US-Verteidigungsminister Leon Panetta hatte Teheran am Sonntag davor nochmals deutlich gewarnt. "Ich denke, dass sie wissen müssen: Wenn sie einen solchen Schritt machen, werden sie gestoppt", sagte er. Zugleich wiederholte er die Einschätzung der US-Regierung, die Führung in Teheran habe noch nicht die Entscheidung getroffen, Atomwaffen herzustellen, sei aber dabei, sich die technischen Voraussetzungen dafür zu verschaffen. Panetta warnte zudem Israel vor einem einseitigen Vorgehen.

US-Generalstabschef Martin Dempsey versicherte, dass seine Truppen Irans Nuklearprogramm ausschalten könnten. Er ließ durchblicken, dass Planungen dafür im Gange seien, auch wenn Panetta an der Effektivität eines Angriffs zweifelt.

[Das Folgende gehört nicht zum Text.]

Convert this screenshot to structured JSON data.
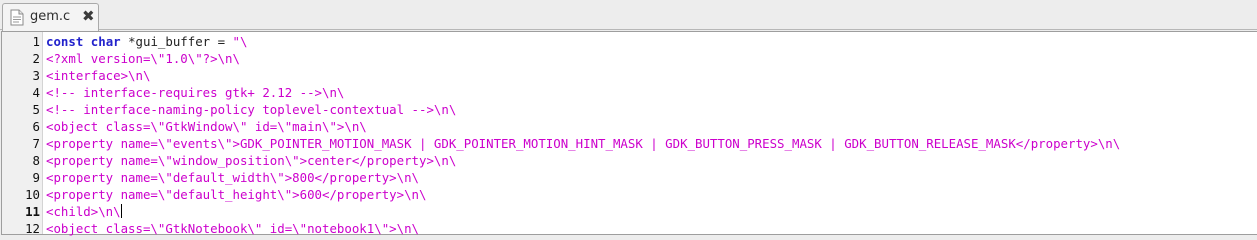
{
  "tab": {
    "title": "gem.c",
    "file_icon": "text-file-icon",
    "close_icon": "close-icon",
    "close_glyph": "✖"
  },
  "editor": {
    "current_line": 11,
    "line1": {
      "number": "1",
      "kw1": "const",
      "kw2": "char",
      "rest": " *gui_buffer = ",
      "str": "\"\\"
    },
    "lines": [
      {
        "number": "2",
        "text": "<?xml version=\\\"1.0\\\"?>\\n\\"
      },
      {
        "number": "3",
        "text": "<interface>\\n\\"
      },
      {
        "number": "4",
        "text": "<!-- interface-requires gtk+ 2.12 -->\\n\\"
      },
      {
        "number": "5",
        "text": "<!-- interface-naming-policy toplevel-contextual -->\\n\\"
      },
      {
        "number": "6",
        "text": "<object class=\\\"GtkWindow\\\" id=\\\"main\\\">\\n\\"
      },
      {
        "number": "7",
        "text": "<property name=\\\"events\\\">GDK_POINTER_MOTION_MASK | GDK_POINTER_MOTION_HINT_MASK | GDK_BUTTON_PRESS_MASK | GDK_BUTTON_RELEASE_MASK</property>\\n\\"
      },
      {
        "number": "8",
        "text": "<property name=\\\"window_position\\\">center</property>\\n\\"
      },
      {
        "number": "9",
        "text": "<property name=\\\"default_width\\\">800</property>\\n\\"
      },
      {
        "number": "10",
        "text": "<property name=\\\"default_height\\\">600</property>\\n\\"
      },
      {
        "number": "11",
        "text": "<child>\\n\\"
      },
      {
        "number": "12",
        "text": "<object class=\\\"GtkNotebook\\\" id=\\\"notebook1\\\">\\n\\"
      }
    ]
  },
  "colors": {
    "keyword": "#2222cc",
    "string": "#cc00cc",
    "gutter_bg": "#f0f0f0",
    "editor_bg": "#ffffff"
  }
}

Der Verteidigungsminister warnte Iran zudem davor, die Straße von Hormus zu blockieren. "Das ist eine weitere rote Linie, und wir werden entsprechend regieren", sagte er. Zuvor hatte ein hoher Kommandeur der Revolutionsgarden in Iran gesagt, die "höchsten Autoritäten des Landes" hätten eine Blockade der Meerenge beschlossen, sollte es zu einem Ölboykott kommen.